- Directed by: Antony Thomas
- Country of origin: United Kingdom

Production
- Producer: Kenneth Griffith

Original release
- Release: 1973

= Hang Up Your Brightest Colours =

Hang Up Your Brightest Colours is a 1973 film by Welsh actor and filmmaker Kenneth Griffith, about the life and death of Irish Republican leader Michael Collins. It was directed by Antony Thomas.

Although usually classed as a documentary, the film more closely resembles a dramatic monologue, with Griffith frequently delivering quotes by key figures such as David Lloyd George, Winston Churchill, and Collins himself, "in character".

The film was commissioned by media mogul Lew Grade for transmission by ATV, the ITV region covering the Midlands he controlled at the time.
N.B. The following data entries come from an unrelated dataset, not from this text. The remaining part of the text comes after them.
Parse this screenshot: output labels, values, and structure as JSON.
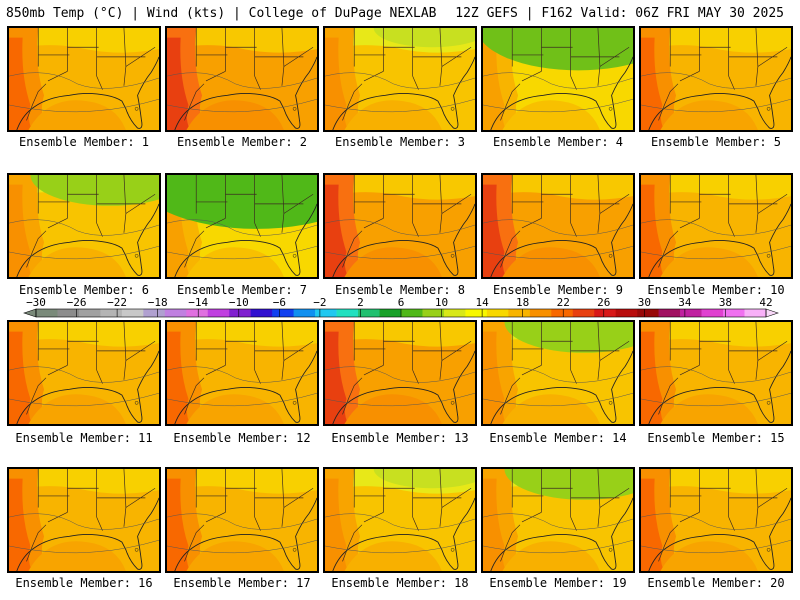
{
  "header": {
    "left": "850mb Temp (°C) | Wind (kts) | College of DuPage NEXLAB",
    "right": "12Z GEFS | F162 Valid: 06Z FRI MAY 30 2025"
  },
  "members": [
    {
      "label": "Ensemble Member: 1",
      "palette": "warm",
      "cool": 0
    },
    {
      "label": "Ensemble Member: 2",
      "palette": "hot",
      "cool": 0
    },
    {
      "label": "Ensemble Member: 3",
      "palette": "mid",
      "cool": 1
    },
    {
      "label": "Ensemble Member: 4",
      "palette": "cool",
      "cool": 3
    },
    {
      "label": "Ensemble Member: 5",
      "palette": "warm",
      "cool": 0
    },
    {
      "label": "Ensemble Member: 6",
      "palette": "mid",
      "cool": 2
    },
    {
      "label": "Ensemble Member: 7",
      "palette": "cool",
      "cool": 4
    },
    {
      "label": "Ensemble Member: 8",
      "palette": "hot",
      "cool": 0
    },
    {
      "label": "Ensemble Member: 9",
      "palette": "hot",
      "cool": 0
    },
    {
      "label": "Ensemble Member: 10",
      "palette": "warm",
      "cool": 0
    },
    {
      "label": "Ensemble Member: 11",
      "palette": "warm",
      "cool": 0
    },
    {
      "label": "Ensemble Member: 12",
      "palette": "warm",
      "cool": 0
    },
    {
      "label": "Ensemble Member: 13",
      "palette": "hot",
      "cool": 0
    },
    {
      "label": "Ensemble Member: 14",
      "palette": "mid",
      "cool": 2
    },
    {
      "label": "Ensemble Member: 15",
      "palette": "warm",
      "cool": 0
    },
    {
      "label": "Ensemble Member: 16",
      "palette": "warm",
      "cool": 0
    },
    {
      "label": "Ensemble Member: 17",
      "palette": "warm",
      "cool": 0
    },
    {
      "label": "Ensemble Member: 18",
      "palette": "mid",
      "cool": 1
    },
    {
      "label": "Ensemble Member: 19",
      "palette": "mid",
      "cool": 2
    },
    {
      "label": "Ensemble Member: 20",
      "palette": "warm",
      "cool": 0
    }
  ],
  "colorbar": {
    "ticks": [
      "−30",
      "−26",
      "−22",
      "−18",
      "−14",
      "−10",
      "−6",
      "−2",
      "2",
      "6",
      "10",
      "14",
      "18",
      "22",
      "26",
      "30",
      "34",
      "38",
      "42"
    ],
    "colors": [
      "#7a8a7a",
      "#8c8c8c",
      "#a0a0a0",
      "#b4b4b4",
      "#c8c8c8",
      "#b0a0d0",
      "#c080e0",
      "#e070e0",
      "#c040e0",
      "#8020d0",
      "#3010d0",
      "#1040f0",
      "#1090f0",
      "#20c8f0",
      "#20e0c0",
      "#20c070",
      "#18a028",
      "#50b818",
      "#98d018",
      "#d8e818",
      "#f8f800",
      "#f8d800",
      "#f8b400",
      "#f89000",
      "#f86800",
      "#e84010",
      "#d81818",
      "#b80c0c",
      "#980808",
      "#a01060",
      "#c020a0",
      "#e040d0",
      "#f070f0",
      "#f8b0f8"
    ]
  }
}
Grade had, in fact, offered to fund whatever subject Griffith wanted to make, but when he viewed the finished film, he refused to show it. In his memoirs, Griffith claimed that Grade was unofficially instructed not to offer the film to the IBA for network transmission, so the Association would not have to reject it and thus be accused of political censorship. Griffith took legal action, received an out-of-court settlement and built his home, which he called Michael Collins House, in Islington with the proceeds. It was first broadcast on BBC One in Wales only in 1993, and networked across the United Kingdom by BBC Two the following year.